What we have proposed is better because it is about acting now in areas where it is needed. We have already had a national inquiry, which took seven years and wrote a 200-page dossier on group-based sexual abuse—[Interruption.] There was a 200-page dossier specifically on that, and it took two years just to do that, and it made really good recommendations. I genuinely believe that the best thing for me to do is crack on with them.
Will the Minister provide assurances from the Dispatch Box as to how the Government will compel councils—like Bradford, which has refused to participate in this inquiry or in a local inquiry—to take part? It may seem self-evident, but councils that are liable for child protection and that are found at fault are probably not going to want to participate in a local inquiry. That is why we are asking for a national inquiry. Will the Minister please set out what the Government are going to do to compel those councils to give evidence so that justice can be served for the victims?

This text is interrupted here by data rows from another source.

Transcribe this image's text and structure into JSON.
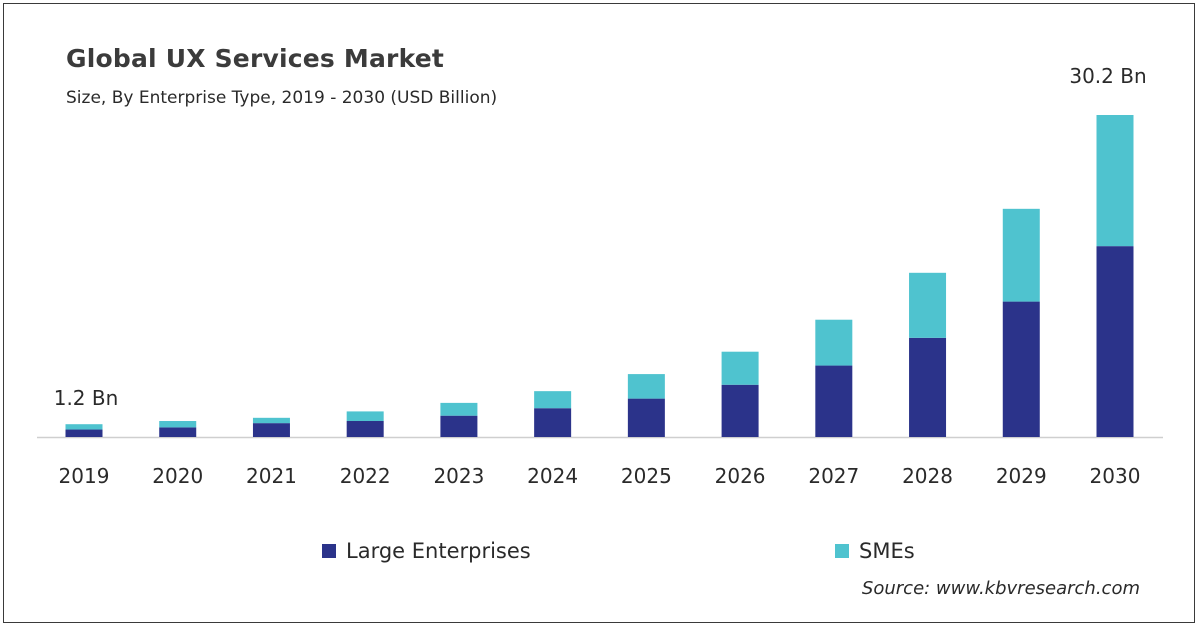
{
  "header": {
    "title": "Global UX Services Market",
    "subtitle": "Size, By Enterprise Type, 2019 - 2030 (USD Billion)"
  },
  "annotations": {
    "first": "1.2 Bn",
    "last": "30.2 Bn"
  },
  "colors": {
    "large_enterprises": "#2b338a",
    "smes": "#4fc3cf",
    "axis": "#cfcfcf"
  },
  "legend": {
    "large": "Large Enterprises",
    "smes": "SMEs"
  },
  "source": "Source: www.kbvresearch.com",
  "chart_data": {
    "type": "bar",
    "stacked": true,
    "categories": [
      "2019",
      "2020",
      "2021",
      "2022",
      "2023",
      "2024",
      "2025",
      "2026",
      "2027",
      "2028",
      "2029",
      "2030"
    ],
    "series": [
      {
        "name": "Large Enterprises",
        "values": [
          0.7,
          0.9,
          1.3,
          1.5,
          2.0,
          2.7,
          3.6,
          4.9,
          6.7,
          9.3,
          12.7,
          17.9
        ]
      },
      {
        "name": "SMEs",
        "values": [
          0.5,
          0.6,
          0.5,
          0.9,
          1.2,
          1.6,
          2.3,
          3.1,
          4.3,
          6.1,
          8.7,
          12.3
        ]
      }
    ],
    "ylim": [
      0,
      30.2
    ],
    "grid": false,
    "legend_position": "bottom"
  }
}
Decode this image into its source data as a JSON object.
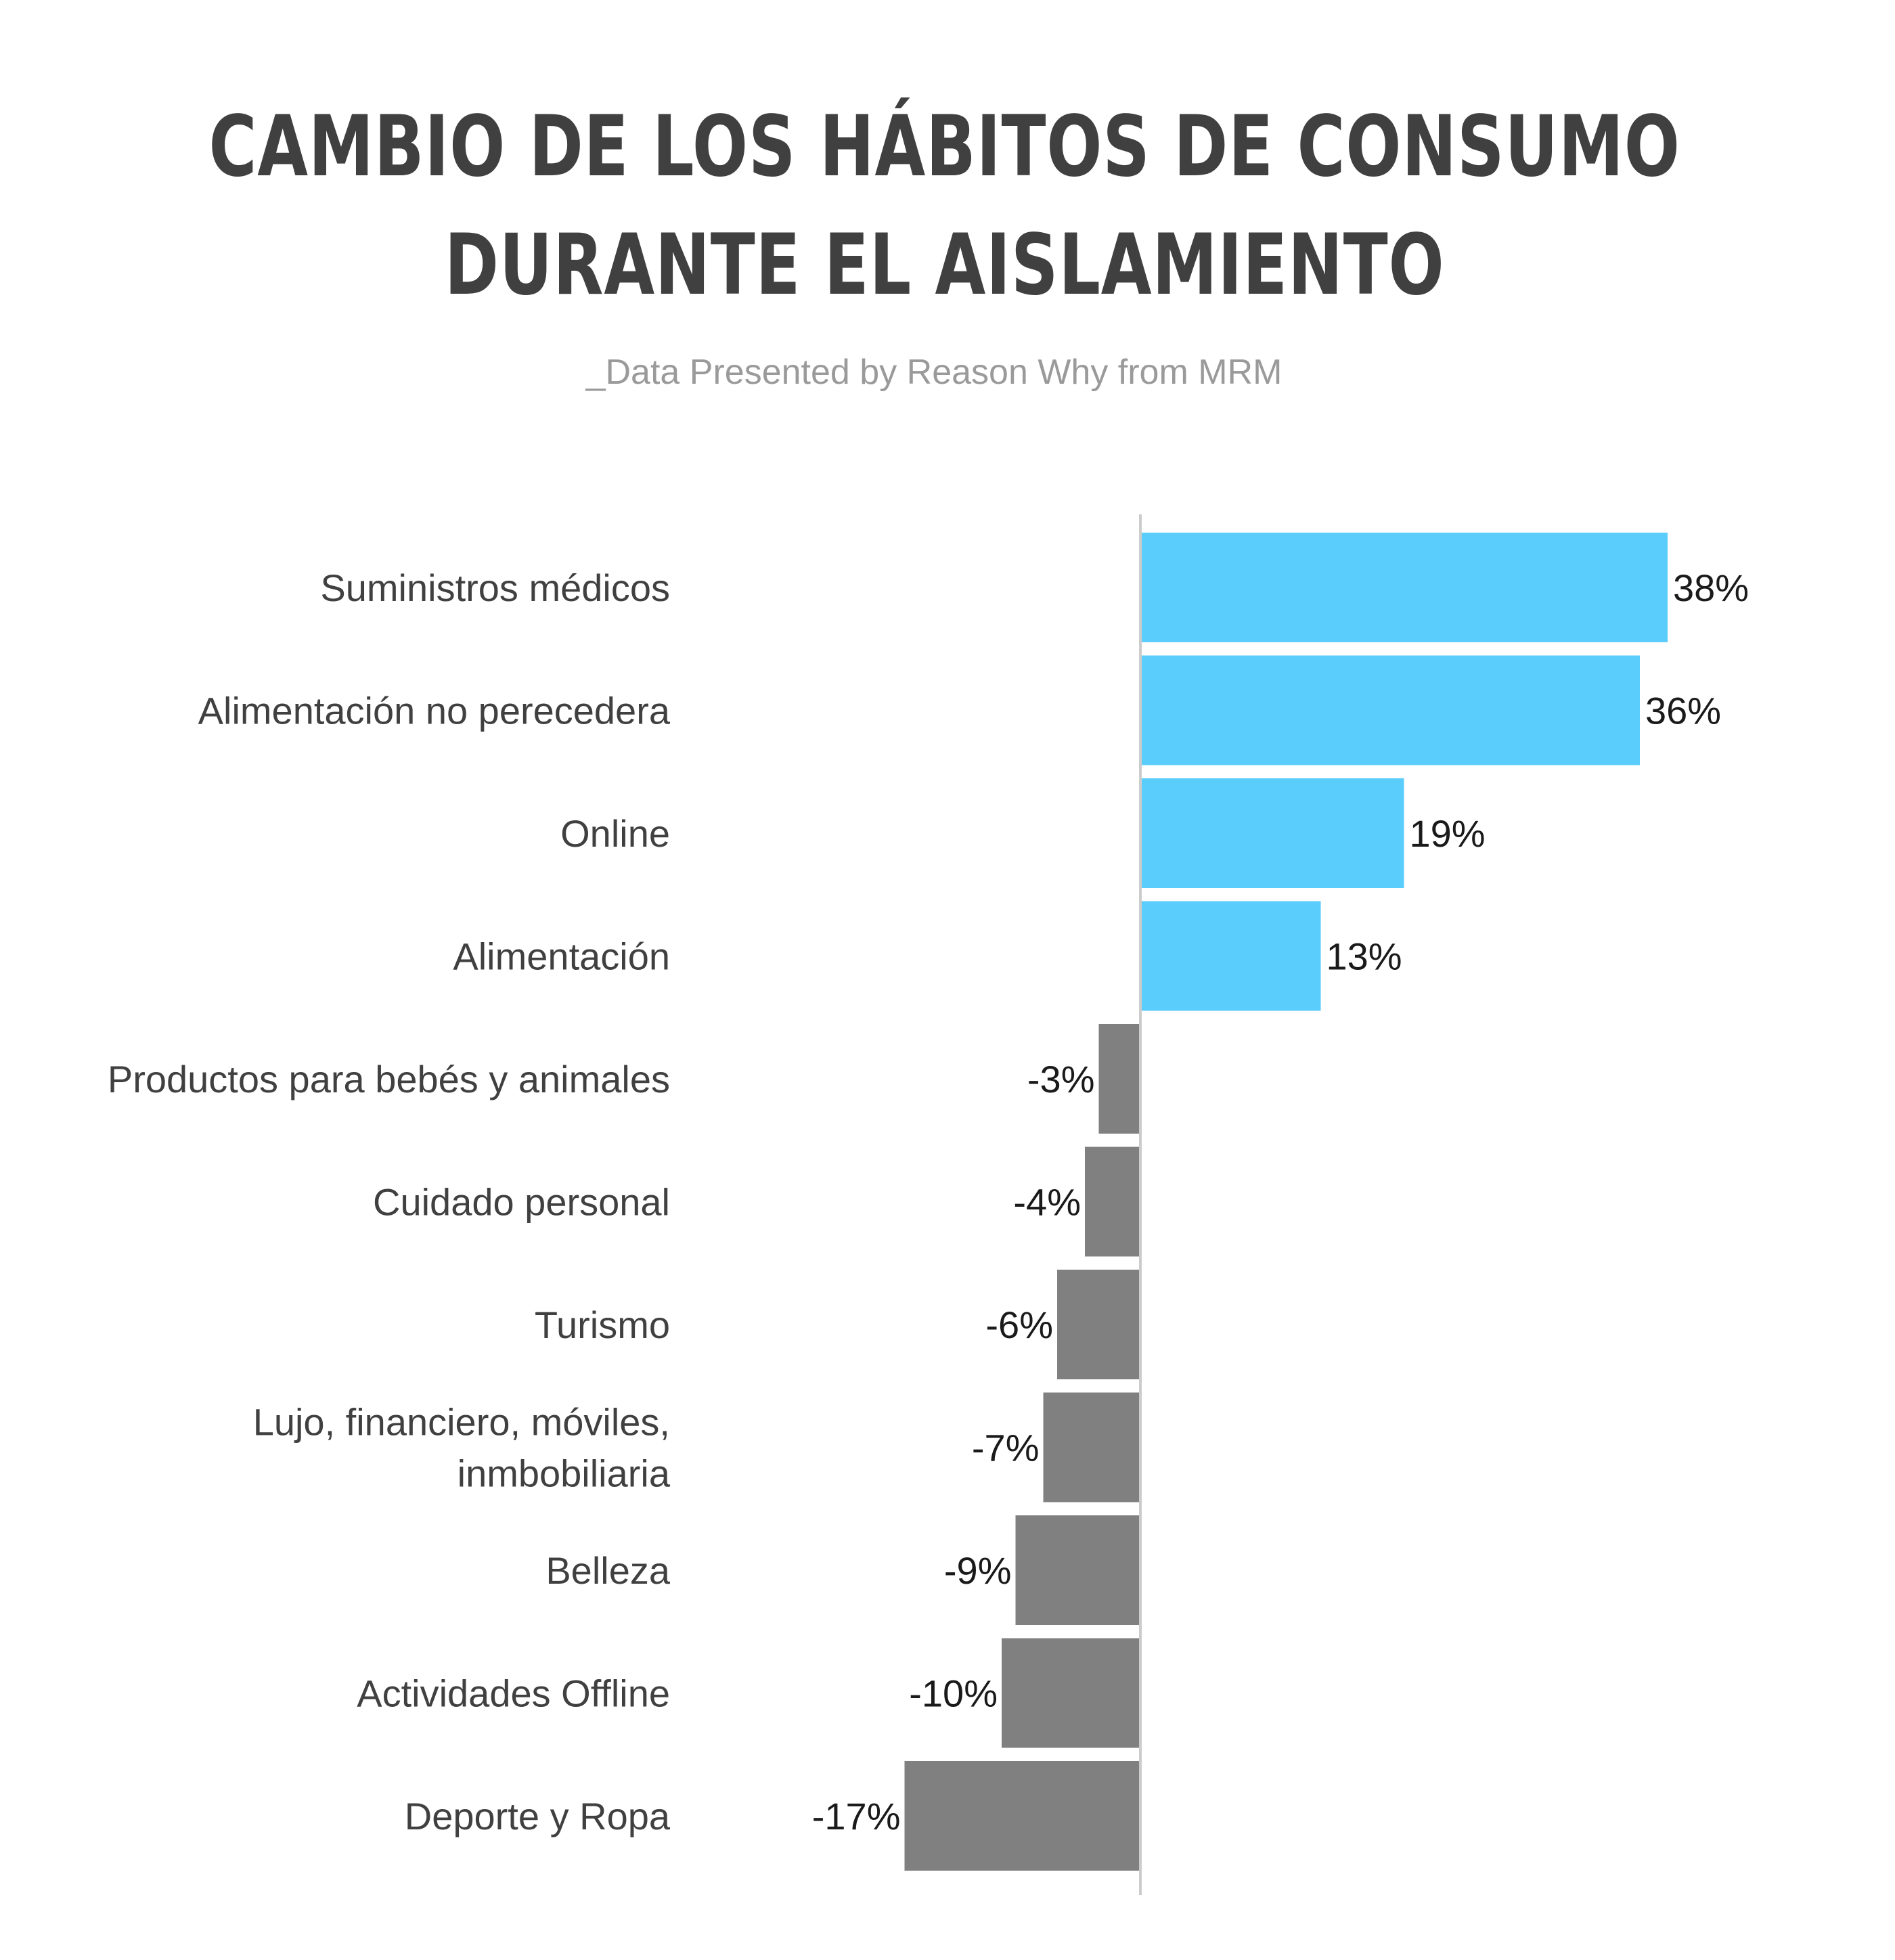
{
  "title_lines": [
    "CAMBIO DE LOS HÁBITOS DE CONSUMO",
    "DURANTE EL AISLAMIENTO"
  ],
  "subtitle": "_Data Presented by Reason Why from MRM",
  "colors": {
    "positive": "#5bcdfc",
    "negative": "#808080",
    "axis": "#cccccc"
  },
  "chart_data": {
    "type": "bar",
    "orientation": "horizontal",
    "categories": [
      "Suministros médicos",
      "Alimentación no perecedera",
      "Online",
      "Alimentación",
      "Productos para bebés y animales",
      "Cuidado personal",
      "Turismo",
      [
        "Lujo, financiero, móviles,",
        "inmbobiliaria"
      ],
      "Belleza",
      "Actividades Offline",
      "Deporte y Ropa"
    ],
    "values": [
      38,
      36,
      19,
      13,
      -3,
      -4,
      -6,
      -7,
      -9,
      -10,
      -17
    ],
    "value_labels": [
      "38%",
      "36%",
      "19%",
      "13%",
      "-3%",
      "-4%",
      "-6%",
      "-7%",
      "-9%",
      "-10%",
      "-17%"
    ],
    "xlim": [
      -17,
      38
    ],
    "grid": false,
    "legend": "none"
  }
}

I will wait for the review being undertaken by Baroness Casey and look at what it tells me, and then I will act on that.
I thank the Minister for her honest answers. She has spoken a number of times on this issue, and I thank her for her care and consideration of the matter. She will know that I always try to be respectful but my question is one that has to be asked. It remains clear that there is a public perception that the Government are drawing a line under actions that simply do not deserve to be forgotten. In order to learn the lessons of these dreadful actions, we need a full and open investigation. The Government must pacify the general public. We have an obligation to society, and even more so to the vulnerable. Will the Minister confirm the investigation that the public and Members of this House believe the scale of these issues warrants?
I appreciate the hon. Gentleman’s desire to always be respectful. I shall pay it back in kind and say that there is absolutely no way that the Government wish for the past to be forgotten or for a line to be drawn. That is absolutely the opposite of what I want. I want every single perpetrator rounded up and locked up; I want every single victim to feel supported; and I want everybody who covered these actions up to be held accountable for that—[Interruption.] I can hear chuntering from the shadow Home Secretary, who does not always show respect. There is this idea that people are held accountable by public inquiries, but that is not the case; nobody has gone to prison following the Hillsborough inquiry. Has anyone gone to prison as a result of the infected blood inquiry? No. Hon. Members should be careful about what they are promising can be achieved.